Sure, but if an outbreak is like 20 people, and the death rate is 1/2,000 (or probably much less with modern care), then each outbreak kills on average 0.01 people or probably fewer.
So an outbreak isn't really that bad of a thing. To make it definitely worthwhile to prevent it, you'd have to guarantee that the measures taken to prevent it kill fewer then 0.01 people.
One of the reasons we started to get Polio outbreaks again is because vaccinations have been going down from near 100% to about 80 in small children,.

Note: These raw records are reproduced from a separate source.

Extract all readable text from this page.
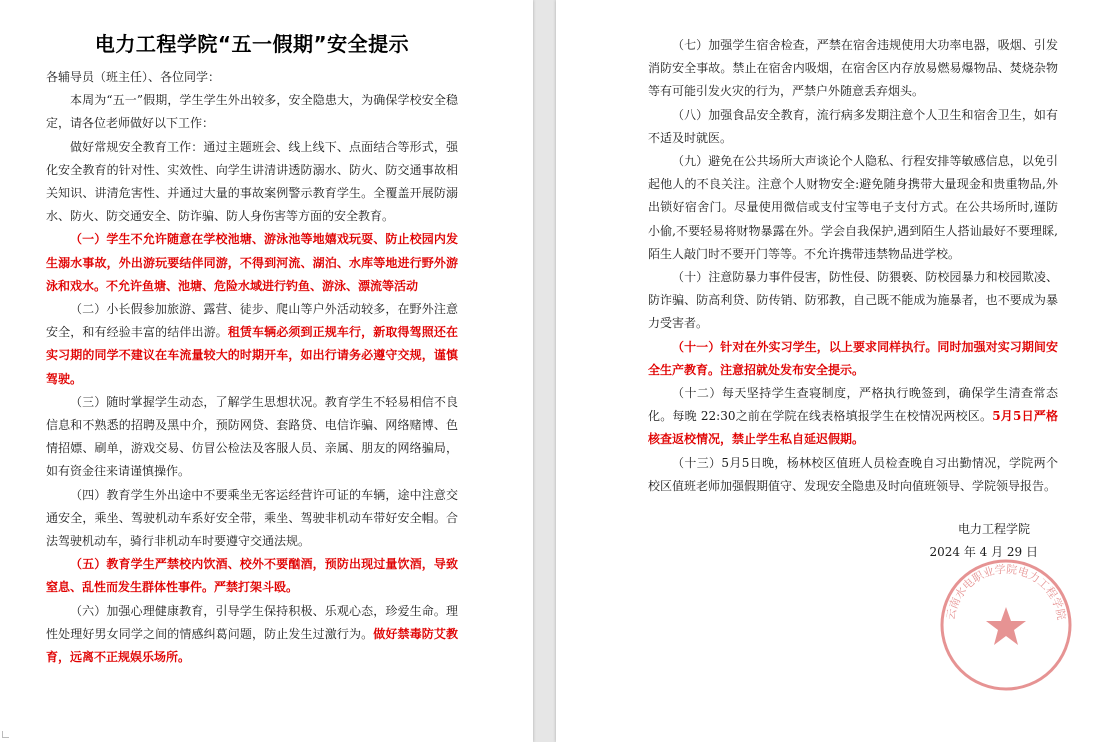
电力工程学院“五一假期”安全提示

各辅导员（班主任）、各位同学：

本周为“五一”假期，学生学生外出较多，安全隐患大，为确保学校安全稳定，请各位老师做好以下工作：

做好常规安全教育工作：通过主题班会、线上线下、点面结合等形式，强化安全教育的针对性、实效性、向学生讲清讲透防溺水、防火、防交通事故相关知识、讲清危害性、并通过大量的事故案例警示教育学生。全覆盖开展防溺水、防火、防交通安全、防诈骗、防人身伤害等方面的安全教育。

（一）学生不允许随意在学校池塘、游泳池等地嬉戏玩耍、防止校园内发生溺水事故，外出游玩要结伴同游，不得到河流、湖泊、水库等地进行野外游泳和戏水。不允许鱼塘、池塘、危险水域进行钓鱼、游泳、漂流等活动

（二）小长假参加旅游、露营、徒步、爬山等户外活动较多，在野外注意安全，和有经验丰富的结伴出游。租赁车辆必须到正规车行，新取得驾照还在实习期的同学不建议在车流量较大的时期开车，如出行请务必遵守交规，谨慎驾驶。

（三）随时掌握学生动态，了解学生思想状况。教育学生不轻易相信不良信息和不熟悉的招聘及黑中介，预防网贷、套路贷、电信诈骗、网络赌博、色情招嫖、刷单，游戏交易、仿冒公检法及客服人员、亲属、朋友的网络骗局，如有资金往来请谨慎操作。

（四）教育学生外出途中不要乘坐无客运经营许可证的车辆，途中注意交通安全，乘坐、驾驶机动车系好安全带，乘坐、驾驶非机动车带好安全帽。合法驾驶机动车，骑行非机动车时要遵守交通法规。

（五）教育学生严禁校内饮酒、校外不要酗酒，预防出现过量饮酒，导致窒息、乱性而发生群体性事件。严禁打架斗殴。

（六）加强心理健康教育，引导学生保持积极、乐观心态，珍爱生命。理性处理好男女同学之间的情感纠葛问题，防止发生过激行为。做好禁毒防艾教育，远离不正规娱乐场所。

（七）加强学生宿舍检查，严禁在宿舍违规使用大功率电器，吸烟、引发消防安全事故。禁止在宿舍内吸烟，在宿舍区内存放易燃易爆物品、焚烧杂物等有可能引发火灾的行为，严禁户外随意丢弃烟头。

（八）加强食品安全教育，流行病多发期注意个人卫生和宿舍卫生，如有不适及时就医。

（九）避免在公共场所大声谈论个人隐私、行程安排等敏感信息，以免引起他人的不良关注。注意个人财物安全:避免随身携带大量现金和贵重物品,外出锁好宿舍门。尽量使用微信或支付宝等电子支付方式。在公共场所时,谨防小偷,不要轻易将财物暴露在外。学会自我保护,遇到陌生人搭讪最好不要理睬,陌生人敲门时不要开门等等。不允许携带违禁物品进学校。

（十）注意防暴力事件侵害，防性侵、防猥亵、防校园暴力和校园欺凌、防诈骗、防高利贷、防传销、防邪教，自己既不能成为施暴者，也不要成为暴力受害者。

（十一）针对在外实习学生，以上要求同样执行。同时加强对实习期间安全生产教育。注意招就处发布安全提示。

（十二）每天坚持学生查寝制度，严格执行晚签到，确保学生清查常态化。每晚 22:30之前在学院在线表格填报学生在校情况两校区。5月5日严格核查返校情况，禁止学生私自延迟假期。

（十三）5月5日晚，杨林校区值班人员检查晚自习出勤情况，学院两个校区值班老师加强假期值守、发现安全隐患及时向值班领导、学院领导报告。

电力工程学院

2024 年 4 月 29 日

云南水电职业学院电力工程学院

I posted more extensively about polio earlier, but again here is a relevant graph that definitely speaks to this whole thread:
AFP = "acute flaccid paralysis" which is a description of the actual damaging syndrome/set of symptoms from a wide variety of different diseases (including polio as one of maybe a dozen) that would have all been called "polio" back in the 50s and are just as bad as polio.
Notice in the graph:
1) Polio decreasing significantly worldwide without vaccine rates changing in the first part of the graph. Polio is oral-fecal route of transmission and it heavily influenced by sanitation etc. that has been improving steadily in places like Africa.
2) When vaccines shoot up in the graph, polio continues to go down, but AFP in general starts rising again.
Is this coincidental? Maybe.
Is this a side effect of the vaccine that it triggers the same types of symptoms but they just aren't classified as polio anymore? Maybe.
Is this partially an artifact of more observers being present? Maybe, though note the last part of the graph where observers remain constant and the AFP still rises very steadily.
This is the sort of horribly messy data we have to work with. It's a nightmare to try and draw any causal conclusions from this or make any solid policies. There is a strong chance here of the vaccines being related to major increases of AFP that simply offset the polio and make things not particularly better necessarily than before. At the same time, you have conflated issues of other things bringing down polio like more clean water and sanitation. And other confusing factors like reporting officers changing.
It's. A. MESS.
Anybody looking at this data and saying confidently that "oh yeah vaccine totally is eradicating the problem here, bing bang boom" is full of it.
AND anybody lookign at this data and saying conifdently that "oh yeah that vaccine is making it worse, obviously" is full of it.
We don't know. We need proper controlled studies or at least way less chaotic field conditions.